I have done a lot of things, but I am still not happy. I can never save myself. Life is a huge scam that countless predecessors have verified, but she still wants to continue - to jump. Because there is tomorrow, there is still tomorrow.
"Xiao Xiao, why did you come to find me now?" Clearly, when we met at eighteen, you had been hiding for a long time, and only today are you willing to appear again.
"I don't know if this is the right thing to do. I want to become a selfish, self-serving, beautiful poison."
"I receive a lot of information and signals, but I can't identify one of them. I judge too many things until I can't judge anymore."
"I think I must have missed something. In the process of growing up, what has changed? Is it my dream? Why did I change? How did my personality, completely opposite to before, form? Until today, it seems that I have changed a lot, but I care more and more about myself, self, freedom, ease, autonomy, myself... I like to give myself countless definitions, although none of them can truly define me."
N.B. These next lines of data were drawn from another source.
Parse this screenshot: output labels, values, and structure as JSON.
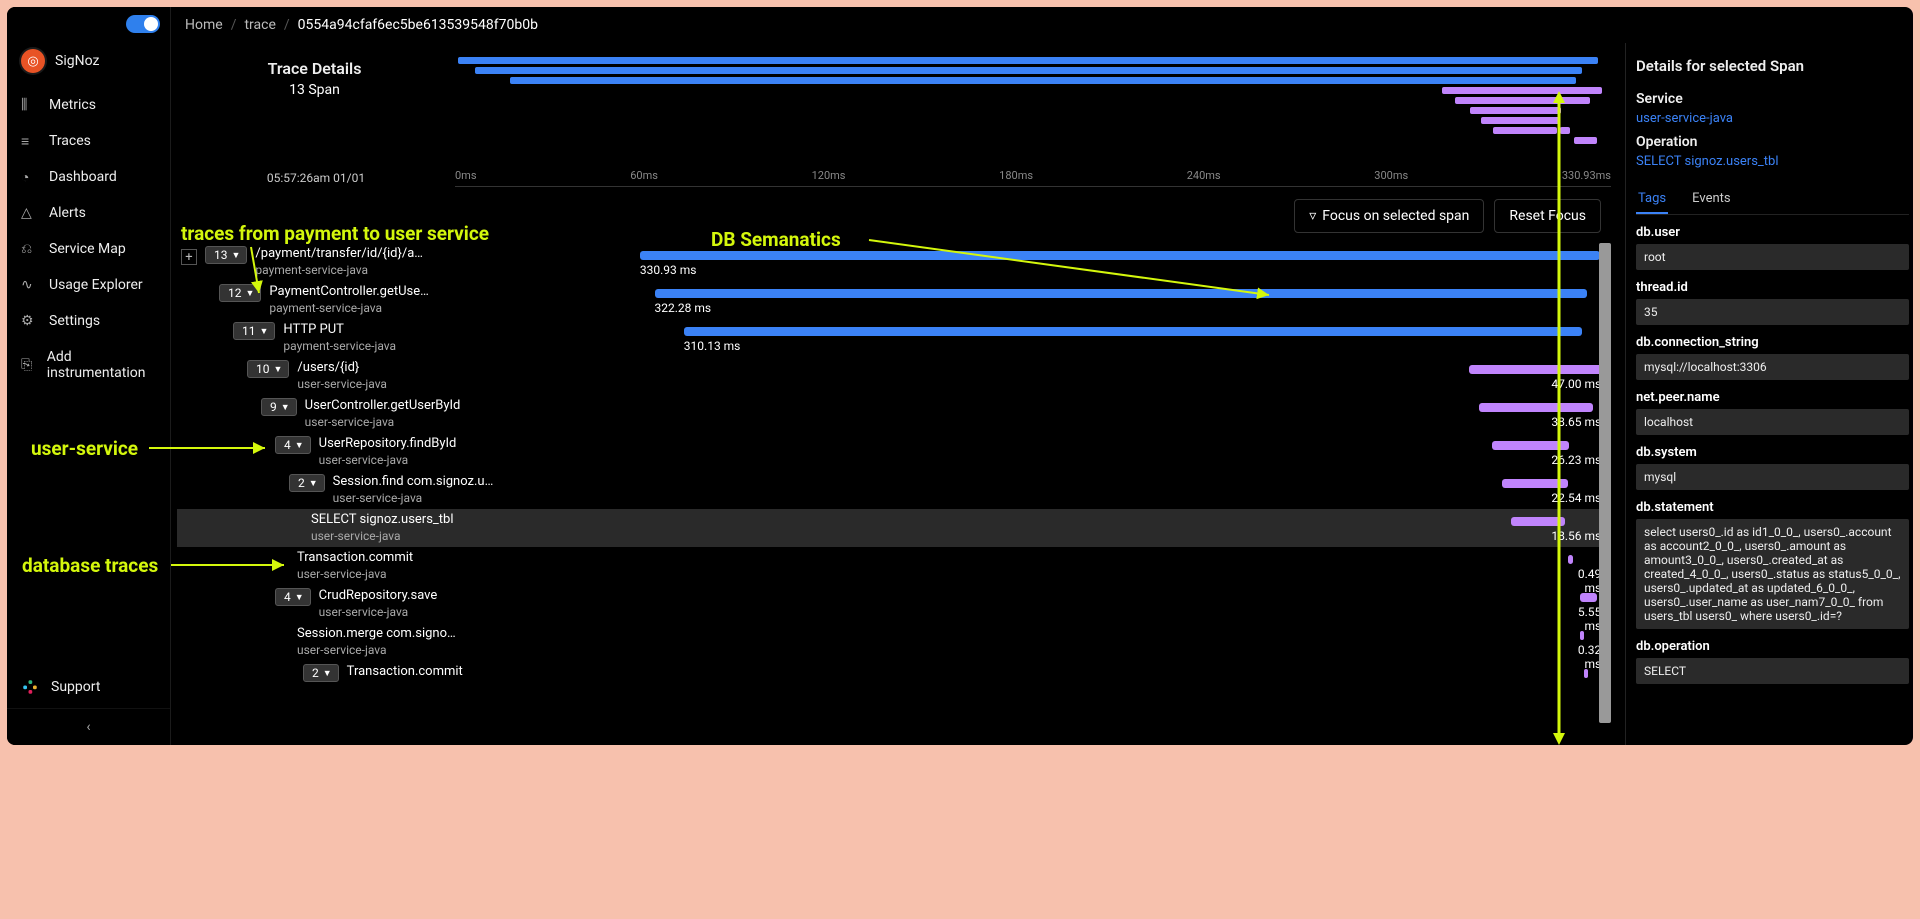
{
  "app": {
    "name": "SigNoz"
  },
  "nav": {
    "items": [
      {
        "icon": "bar-chart-icon",
        "label": "Metrics"
      },
      {
        "icon": "menu-icon",
        "label": "Traces"
      },
      {
        "icon": "gauge-icon",
        "label": "Dashboard"
      },
      {
        "icon": "bell-icon",
        "label": "Alerts"
      },
      {
        "icon": "nodes-icon",
        "label": "Service Map"
      },
      {
        "icon": "line-chart-icon",
        "label": "Usage Explorer"
      },
      {
        "icon": "gear-icon",
        "label": "Settings"
      },
      {
        "icon": "link-icon",
        "label": "Add instrumentation"
      }
    ],
    "support": "Support"
  },
  "breadcrumb": {
    "home": "Home",
    "trace": "trace",
    "id": "0554a94cfaf6ec5be613539548f70b0b"
  },
  "traceHeader": {
    "title": "Trace Details",
    "spanCount": "13 Span",
    "timestamp": "05:57:26am 01/01"
  },
  "timeTicks": [
    "0ms",
    "60ms",
    "120ms",
    "180ms",
    "240ms",
    "300ms",
    "330.93ms"
  ],
  "toolbar": {
    "focus": "Focus on selected span",
    "reset": "Reset Focus"
  },
  "spans": [
    {
      "depth": 0,
      "count": "13",
      "name": "/payment/transfer/id/{id}/a…",
      "svc": "payment-service-java",
      "color": "blue",
      "leftPct": 0.5,
      "widthPct": 98.4,
      "dur": "330.93 ms",
      "durSide": "left"
    },
    {
      "depth": 1,
      "count": "12",
      "name": "PaymentController.getUse…",
      "svc": "payment-service-java",
      "color": "blue",
      "leftPct": 2.0,
      "widthPct": 95.5,
      "dur": "322.28 ms",
      "durSide": "left"
    },
    {
      "depth": 2,
      "count": "11",
      "name": "HTTP PUT",
      "svc": "payment-service-java",
      "color": "blue",
      "leftPct": 5.0,
      "widthPct": 92.0,
      "dur": "310.13 ms",
      "durSide": "left"
    },
    {
      "depth": 3,
      "count": "10",
      "name": "/users/{id}",
      "svc": "user-service-java",
      "color": "purple",
      "leftPct": 85.4,
      "widthPct": 13.8,
      "dur": "47.00 ms",
      "durSide": "right"
    },
    {
      "depth": 4,
      "count": "9",
      "name": "UserController.getUserById",
      "svc": "user-service-java",
      "color": "purple",
      "leftPct": 86.5,
      "widthPct": 11.7,
      "dur": "38.65 ms",
      "durSide": "right"
    },
    {
      "depth": 5,
      "count": "4",
      "name": "UserRepository.findById",
      "svc": "user-service-java",
      "color": "purple",
      "leftPct": 87.8,
      "widthPct": 7.9,
      "dur": "26.23 ms",
      "durSide": "right"
    },
    {
      "depth": 6,
      "count": "2",
      "name": "Session.find com.signoz.u…",
      "svc": "user-service-java",
      "color": "purple",
      "leftPct": 88.8,
      "widthPct": 6.8,
      "dur": "22.54 ms",
      "durSide": "right"
    },
    {
      "depth": 7,
      "count": "",
      "name": "SELECT signoz.users_tbl",
      "svc": "user-service-java",
      "color": "purple",
      "leftPct": 89.8,
      "widthPct": 5.5,
      "dur": "18.56 ms",
      "durSide": "right",
      "selected": true
    },
    {
      "depth": 6,
      "count": "",
      "name": "Transaction.commit",
      "svc": "user-service-java",
      "color": "purple",
      "leftPct": 95.6,
      "widthPct": 0.5,
      "dur": "0.49 ms",
      "durSide": "right",
      "stack": true
    },
    {
      "depth": 5,
      "count": "4",
      "name": "CrudRepository.save",
      "svc": "user-service-java",
      "color": "purple",
      "leftPct": 96.8,
      "widthPct": 1.8,
      "dur": "5.55 ms",
      "durSide": "right",
      "stack": true
    },
    {
      "depth": 6,
      "count": "",
      "name": "Session.merge com.signo…",
      "svc": "user-service-java",
      "color": "purple",
      "leftPct": 96.8,
      "widthPct": 0.4,
      "dur": "0.32 ms",
      "durSide": "right",
      "stack": true
    },
    {
      "depth": 7,
      "count": "2",
      "name": "Transaction.commit",
      "svc": "",
      "color": "purple",
      "leftPct": 97.2,
      "widthPct": 0.4,
      "dur": "",
      "durSide": "right"
    }
  ],
  "details": {
    "header": "Details for selected Span",
    "serviceLabel": "Service",
    "service": "user-service-java",
    "opLabel": "Operation",
    "operation": "SELECT signoz.users_tbl",
    "tabs": {
      "tags": "Tags",
      "events": "Events"
    },
    "tags": [
      {
        "k": "db.user",
        "v": "root"
      },
      {
        "k": "thread.id",
        "v": "35"
      },
      {
        "k": "db.connection_string",
        "v": "mysql://localhost:3306"
      },
      {
        "k": "net.peer.name",
        "v": "localhost"
      },
      {
        "k": "db.system",
        "v": "mysql"
      },
      {
        "k": "db.statement",
        "v": "select users0_.id as id1_0_0_, users0_.account as account2_0_0_, users0_.amount as amount3_0_0_, users0_.created_at as created_4_0_0_, users0_.status as status5_0_0_, users0_.updated_at as updated_6_0_0_, users0_.user_name as user_nam7_0_0_ from users_tbl users0_ where users0_.id=?"
      },
      {
        "k": "db.operation",
        "v": "SELECT"
      }
    ]
  },
  "annotations": {
    "a1": "traces from payment to user service",
    "a2": "DB Semanatics",
    "a3": "user-service",
    "a4": "database traces"
  }
}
A star should not be in a well; it should "gather together."
The moon should not be lonely, because the stars surround it, so many "kindred spirits of the night" accompany it, but in the end, there is only one moon in the world! Only the sun understands the moon.
She writes countless incredible words in the dark night, most of the time it's a lingering, heart-wrenching, and lingering story about love and redemption. She cares about all emotions, the extreme, the extremely great, the extremely ordinary, the extremely moderate. Just like in ABO differentiation, beta is always the last to be noticed, because of its silent attitude and position.
But she never wants to be that B, she wants to be the unique A in her own legendary life.
Xiao Xiao always remains gentle like a layer of silver-gray moonlight. Even though she is just a phantom, she is the most trustworthy person in the world to me.
She clearly cannot speak, because once she does, the dream will shatter. But she gazes at me with gentle eyes, just like when we first met. Xiao Xiao, have you always been by my side?
"But I can't see you, and I can't find you... I feel very sad every day, do you know?" I want to pour out my heart, but once Xiao Xiao is there, this story becomes a fairy tale. Only when everything is as illusory as a bubble, can it be considered a good ending.
I thought I easily fell in love with many people. Because of their appearance, because of their personality, but in the end, I realized: my interest in them was all because the people I love are all like me.
In fact, I only love myself, surprisingly. Being so unfeeling and indifferent, it reflects a broad-mindedness. I attract similar people, but they all have the same flaws - highly narcissistic and deeply lacking in love, while looking down on love.
In many songs, poems, and stories, I am searching for a true ending. After finding that ending, I know I don't need to write anymore. But I have never found the footnote for my soul.
Fate does have its own arrangements. I can feel the push and pull of destiny. In my ears, there are divine sounds of "wishes coming true" and "dreams becoming reality." Yet, I still feel fearful. For this mysterious and unpredictable journey of life, it's more like an adventure, with a one-way ticket to a destination from which there's no return.
It's late at night.
I want to spread out the light, using it as a thin blanket to barely warm Xiao Xiao's body.
It's almost dawn.
Xiao Xiao silently mouths "love" to me and Cherish.